Go Back

Pot Roast over Mashed Potatoes

Nothing can beat a classic! This hearty beef pot roast with creamy mashed potatoes is the ideal comfort food. Ideal for a quiet family supper!
Prep Time20 minutes
Active Time4 hours
Total Time4 hours 20 minutes
Course: Main Course
Cuisine: American
Keyword: Pot Roast over Mashed Potatoes
Yield: 6

Materials

  • - 2 lbs chuck roast
  • - 1 tablespoon olive oil
  • - 1 onion chopped
  • - 2 carrots peeled and chopped
  • - 2 stalks celery chopped
  • - 3 cloves garlic minced
  • - 1 cup beef broth
  • - 1 tablespoon tomato paste
  • - 1 teaspoon fresh thyme
  • - 2 bay leaves
  • - Salt and pepper to taste
  • - For the mashed potatoes:
  • - 4 large potatoes peeled and quartered
  • - 1/4 cup milk
  • - 2 tablespoons butter
  • - Salt and pepper to taste

Instructions

  • Season the chuck roast with salt and pepper.

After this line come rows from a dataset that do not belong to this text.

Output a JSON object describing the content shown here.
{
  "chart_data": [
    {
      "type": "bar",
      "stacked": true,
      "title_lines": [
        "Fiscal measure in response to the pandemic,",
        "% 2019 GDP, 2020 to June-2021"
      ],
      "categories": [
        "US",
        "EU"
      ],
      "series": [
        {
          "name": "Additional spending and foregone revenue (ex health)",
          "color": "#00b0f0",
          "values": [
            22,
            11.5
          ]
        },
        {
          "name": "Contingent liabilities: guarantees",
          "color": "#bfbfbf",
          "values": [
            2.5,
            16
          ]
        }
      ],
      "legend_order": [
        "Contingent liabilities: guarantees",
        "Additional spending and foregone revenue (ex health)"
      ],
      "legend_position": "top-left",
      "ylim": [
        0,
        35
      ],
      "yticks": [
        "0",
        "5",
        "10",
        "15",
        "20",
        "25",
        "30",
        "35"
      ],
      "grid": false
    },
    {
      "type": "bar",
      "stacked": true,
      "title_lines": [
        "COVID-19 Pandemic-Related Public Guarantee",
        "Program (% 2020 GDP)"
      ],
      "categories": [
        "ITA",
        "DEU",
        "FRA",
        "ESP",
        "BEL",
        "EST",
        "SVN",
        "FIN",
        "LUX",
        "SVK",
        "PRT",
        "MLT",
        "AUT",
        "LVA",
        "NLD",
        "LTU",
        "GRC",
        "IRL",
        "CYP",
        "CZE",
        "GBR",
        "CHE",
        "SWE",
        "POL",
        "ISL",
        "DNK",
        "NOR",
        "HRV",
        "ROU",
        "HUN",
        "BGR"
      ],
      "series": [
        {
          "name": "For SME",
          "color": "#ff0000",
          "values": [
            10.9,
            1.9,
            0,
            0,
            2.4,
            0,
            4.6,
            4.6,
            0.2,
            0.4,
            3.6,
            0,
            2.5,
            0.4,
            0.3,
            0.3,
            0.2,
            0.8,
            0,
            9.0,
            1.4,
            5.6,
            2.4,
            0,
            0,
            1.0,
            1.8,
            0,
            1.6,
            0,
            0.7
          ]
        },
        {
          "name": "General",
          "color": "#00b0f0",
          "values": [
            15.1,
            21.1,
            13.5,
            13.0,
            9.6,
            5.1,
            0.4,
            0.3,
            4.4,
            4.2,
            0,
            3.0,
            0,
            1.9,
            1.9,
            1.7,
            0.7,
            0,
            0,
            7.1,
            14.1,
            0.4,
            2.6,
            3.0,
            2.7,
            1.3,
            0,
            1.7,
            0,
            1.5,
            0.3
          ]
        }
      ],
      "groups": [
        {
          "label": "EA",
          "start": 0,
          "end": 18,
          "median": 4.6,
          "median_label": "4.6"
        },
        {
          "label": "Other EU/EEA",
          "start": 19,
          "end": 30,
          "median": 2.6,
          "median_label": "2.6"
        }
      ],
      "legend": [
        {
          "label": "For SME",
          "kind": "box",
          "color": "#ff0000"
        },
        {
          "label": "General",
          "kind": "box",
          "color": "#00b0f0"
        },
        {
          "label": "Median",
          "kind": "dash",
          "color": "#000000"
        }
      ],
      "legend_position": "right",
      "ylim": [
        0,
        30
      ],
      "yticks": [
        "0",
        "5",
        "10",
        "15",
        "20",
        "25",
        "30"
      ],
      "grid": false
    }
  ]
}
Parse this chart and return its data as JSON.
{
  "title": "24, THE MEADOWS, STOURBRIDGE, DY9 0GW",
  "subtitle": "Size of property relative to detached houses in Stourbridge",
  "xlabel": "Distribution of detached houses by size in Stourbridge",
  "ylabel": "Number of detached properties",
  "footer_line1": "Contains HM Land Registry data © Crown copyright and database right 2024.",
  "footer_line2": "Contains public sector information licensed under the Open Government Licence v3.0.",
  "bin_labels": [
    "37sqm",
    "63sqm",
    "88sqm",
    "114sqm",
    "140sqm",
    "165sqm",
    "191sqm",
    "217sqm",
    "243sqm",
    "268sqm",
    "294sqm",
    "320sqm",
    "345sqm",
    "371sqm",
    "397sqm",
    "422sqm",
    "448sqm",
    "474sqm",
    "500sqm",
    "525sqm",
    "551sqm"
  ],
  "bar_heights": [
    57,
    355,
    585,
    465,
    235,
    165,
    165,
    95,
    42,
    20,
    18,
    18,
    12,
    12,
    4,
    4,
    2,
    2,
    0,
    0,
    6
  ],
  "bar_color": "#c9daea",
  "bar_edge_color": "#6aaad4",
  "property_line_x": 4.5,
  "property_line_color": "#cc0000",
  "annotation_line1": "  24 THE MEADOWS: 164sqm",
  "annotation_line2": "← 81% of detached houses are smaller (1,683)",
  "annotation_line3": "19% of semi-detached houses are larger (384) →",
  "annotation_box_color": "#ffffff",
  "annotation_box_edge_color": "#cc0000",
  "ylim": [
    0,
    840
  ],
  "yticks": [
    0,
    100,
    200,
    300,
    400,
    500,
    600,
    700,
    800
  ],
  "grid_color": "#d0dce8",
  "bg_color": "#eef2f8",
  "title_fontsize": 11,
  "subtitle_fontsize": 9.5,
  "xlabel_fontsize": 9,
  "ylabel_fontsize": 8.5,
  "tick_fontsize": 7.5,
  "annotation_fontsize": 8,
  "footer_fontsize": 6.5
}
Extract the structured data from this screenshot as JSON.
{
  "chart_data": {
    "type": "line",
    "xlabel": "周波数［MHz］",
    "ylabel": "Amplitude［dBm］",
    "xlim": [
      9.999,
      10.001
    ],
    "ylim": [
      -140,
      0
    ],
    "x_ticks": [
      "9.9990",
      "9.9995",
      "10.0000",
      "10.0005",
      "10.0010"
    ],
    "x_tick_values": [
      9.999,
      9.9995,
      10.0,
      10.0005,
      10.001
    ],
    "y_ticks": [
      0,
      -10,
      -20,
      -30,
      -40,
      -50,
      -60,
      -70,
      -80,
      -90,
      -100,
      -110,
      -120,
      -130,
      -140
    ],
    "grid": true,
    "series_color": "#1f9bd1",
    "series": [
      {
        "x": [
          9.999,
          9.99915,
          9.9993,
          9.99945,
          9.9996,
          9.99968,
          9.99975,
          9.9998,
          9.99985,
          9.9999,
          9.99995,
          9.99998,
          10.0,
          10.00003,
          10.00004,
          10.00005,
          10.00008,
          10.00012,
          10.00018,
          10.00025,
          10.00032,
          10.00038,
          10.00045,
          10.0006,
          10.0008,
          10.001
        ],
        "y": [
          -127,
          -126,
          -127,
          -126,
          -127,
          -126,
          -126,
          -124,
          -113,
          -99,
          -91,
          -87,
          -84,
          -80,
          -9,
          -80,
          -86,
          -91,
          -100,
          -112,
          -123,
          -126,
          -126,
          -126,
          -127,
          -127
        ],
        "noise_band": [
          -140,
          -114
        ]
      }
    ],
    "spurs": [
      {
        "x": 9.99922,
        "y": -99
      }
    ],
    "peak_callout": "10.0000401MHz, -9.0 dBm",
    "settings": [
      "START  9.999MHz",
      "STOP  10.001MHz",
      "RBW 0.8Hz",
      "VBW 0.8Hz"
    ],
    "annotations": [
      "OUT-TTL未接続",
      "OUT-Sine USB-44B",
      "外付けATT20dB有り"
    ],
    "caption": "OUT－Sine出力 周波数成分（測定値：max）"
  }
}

Heat olive oil in a large pot or Dutch oven over medium-high heat. Add the chuck roast and sear on all sides until browned. Remove and set aside.
  • In the same pot, add onion, carrots, celery, and garlic. Sauté for 5-7 minutes, or until softened.
  • Add beef broth, tomato paste, thyme, bay leaves, and the browned chuck roast back to the pot. Bring to a simmer, then cover and reduce heat to low. Cook for 3-4 hours, or until the beef is tender and falls apart easily.
  • For the mashed potatoes: Boil the potatoes in salted water until tender, about 20 minutes. Drain and return to the pot. Add milk, butter, salt, and pepper, and mash until smooth and creamy.
  • Serve the pot roast over a bed of mashed potatoes, spooning some of the cooking juices over the top.